During week 8 I took some time to look around the CBA’s massive optics components stockpile, and fortunately found exactly what I was looking for mount the lens. In the photo below I am using a nice V-block mount which gently pins the lens with a nylon tipped set screw. As mentioned in the build section above, I also found one of those fancy Thorlabs kinematic fine angle adjust mounts and was able to get that attached with minimal modifications. In the picture below I have the fine angle adjust mounted in such a way that only gives me control of one of the relative rotational DOFs, so I wound up machining it to get the mounting holes I wanted oriented properly. You can see the difference between the photo below and the ones of the final assembly. Because the lens has a 177mm working distance, I knew I would need to mount it awkwardly high above the surface plate, so rather than making a moving Z-axis/doing anything fancy, I again turned to the CBA’s optics stockpile and wound up using OTS postts, which worked really nicely.

opticsSetup

This project really warrants a block diagram, but I am running out of time so I will just explain the data flow in a paragraph here. A Raspberry Pi 3B is mounted on the gantry (it moves around with the lens), I am have a wireless mouse/keyboard plugged into it + HDMI running to a monitor + power. The RP High Quality Camera attaches with a ribbon cable, and it’s easy to take photos with picamera’s API. Lastly the arduino is also connected to the RP over USB, and that’s streaming X position continuously. On board the RP, I did all of my programming in python, relying mostly on openCV (although not really using any cool features at the moment). Disclaimer that I am a terrible programmer and wrote all of this literally the night before the project was due, so please forgive my bad code / poor choices below:

  1. To take photos, I run imgCordCapture.py, which takes the photo, briefly displays it, checks the serial bus for the most recent coordinates, and then saves the photo to the local directory with the coordinates as its file name. You’ll see that I am downsampling my photos from their 4k resolution to only 1k, because otherwise the RP hangs and crashes when dealing with more than 1 photo.

  2. Next I run stitcher.py, which searches the local directory for any jpgs, extracts their coordinate (filenames) to a list, and then places them on a blank canvas with offsets determined by the coordinates and some rough math that converts between pixels and mm.

  3. I also included Encoder_log_script.py, which I was using to log the serial position data to a .csv file during debugging.

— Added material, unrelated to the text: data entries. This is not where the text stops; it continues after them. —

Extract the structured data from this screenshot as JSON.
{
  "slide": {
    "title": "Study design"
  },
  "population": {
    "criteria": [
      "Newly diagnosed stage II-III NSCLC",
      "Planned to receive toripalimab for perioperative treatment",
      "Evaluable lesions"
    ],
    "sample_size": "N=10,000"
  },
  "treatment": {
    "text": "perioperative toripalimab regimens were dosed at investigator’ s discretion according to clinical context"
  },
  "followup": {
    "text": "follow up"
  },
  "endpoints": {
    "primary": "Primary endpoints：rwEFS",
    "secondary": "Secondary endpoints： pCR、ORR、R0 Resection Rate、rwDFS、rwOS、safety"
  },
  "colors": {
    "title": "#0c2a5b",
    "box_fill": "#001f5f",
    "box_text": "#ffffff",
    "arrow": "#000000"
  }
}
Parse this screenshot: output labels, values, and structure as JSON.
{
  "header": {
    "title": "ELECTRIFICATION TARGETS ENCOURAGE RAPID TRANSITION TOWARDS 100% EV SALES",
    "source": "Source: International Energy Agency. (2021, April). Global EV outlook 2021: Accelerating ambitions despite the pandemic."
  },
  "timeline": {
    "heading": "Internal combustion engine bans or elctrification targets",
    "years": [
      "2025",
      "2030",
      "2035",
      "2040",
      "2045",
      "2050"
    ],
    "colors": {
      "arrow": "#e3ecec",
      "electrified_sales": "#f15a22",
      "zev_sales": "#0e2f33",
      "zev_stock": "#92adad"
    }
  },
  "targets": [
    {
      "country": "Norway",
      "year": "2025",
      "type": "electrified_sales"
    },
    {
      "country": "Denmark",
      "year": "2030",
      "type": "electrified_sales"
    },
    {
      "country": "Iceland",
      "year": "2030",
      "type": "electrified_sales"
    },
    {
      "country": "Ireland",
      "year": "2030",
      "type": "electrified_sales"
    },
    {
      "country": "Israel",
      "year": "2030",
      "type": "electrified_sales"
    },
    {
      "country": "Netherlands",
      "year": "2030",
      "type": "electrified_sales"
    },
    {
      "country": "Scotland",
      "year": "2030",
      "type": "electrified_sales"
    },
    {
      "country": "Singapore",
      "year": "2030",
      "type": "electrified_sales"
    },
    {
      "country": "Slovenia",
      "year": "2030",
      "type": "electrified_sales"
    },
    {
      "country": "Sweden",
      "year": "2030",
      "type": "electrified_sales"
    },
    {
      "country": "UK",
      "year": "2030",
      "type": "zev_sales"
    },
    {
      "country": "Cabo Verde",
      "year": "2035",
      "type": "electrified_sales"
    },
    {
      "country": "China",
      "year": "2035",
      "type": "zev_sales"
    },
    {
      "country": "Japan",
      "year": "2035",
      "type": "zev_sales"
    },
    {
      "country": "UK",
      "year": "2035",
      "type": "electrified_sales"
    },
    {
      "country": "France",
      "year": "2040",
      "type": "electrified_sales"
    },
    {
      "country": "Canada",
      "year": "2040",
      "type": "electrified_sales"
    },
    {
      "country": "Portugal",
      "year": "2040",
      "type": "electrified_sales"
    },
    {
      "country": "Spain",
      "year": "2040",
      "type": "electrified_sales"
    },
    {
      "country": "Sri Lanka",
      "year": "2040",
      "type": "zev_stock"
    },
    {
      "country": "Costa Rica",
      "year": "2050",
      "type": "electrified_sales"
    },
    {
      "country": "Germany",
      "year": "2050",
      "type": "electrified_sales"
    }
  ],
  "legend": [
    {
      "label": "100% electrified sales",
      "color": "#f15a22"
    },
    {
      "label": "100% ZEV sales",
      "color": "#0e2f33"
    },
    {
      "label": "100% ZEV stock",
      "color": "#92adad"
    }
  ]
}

I think this would be useful in the future for having a continuous image feed, and then using a mouse click to take images, rather than the tedious individual photo method.

Analysis

Overall this project a great learning experience, and lots of fun to work on. I think what’s unique and worth further investigation still centers around those 3 bullet points from the introduction. I am looking forward to building more precision machine tools on granite surface plates. The DIY linear encoder and use of a 3-axis hall effect sensor to do so is not something I have seen done on the internet, and it works reasonably well, so that’s primarily where I’ll be going with the project over the winter holiday. Lastly the telecentric lens is neat, but I think for a future implementation I will try with a less expensive lens/camera, and see if I can leverage the stage’s precision to still get accurate telecentric-approximate images using more sophisticated stitching. Hope you enjoyed, and of course feel free to get in touch if you want to discuss further!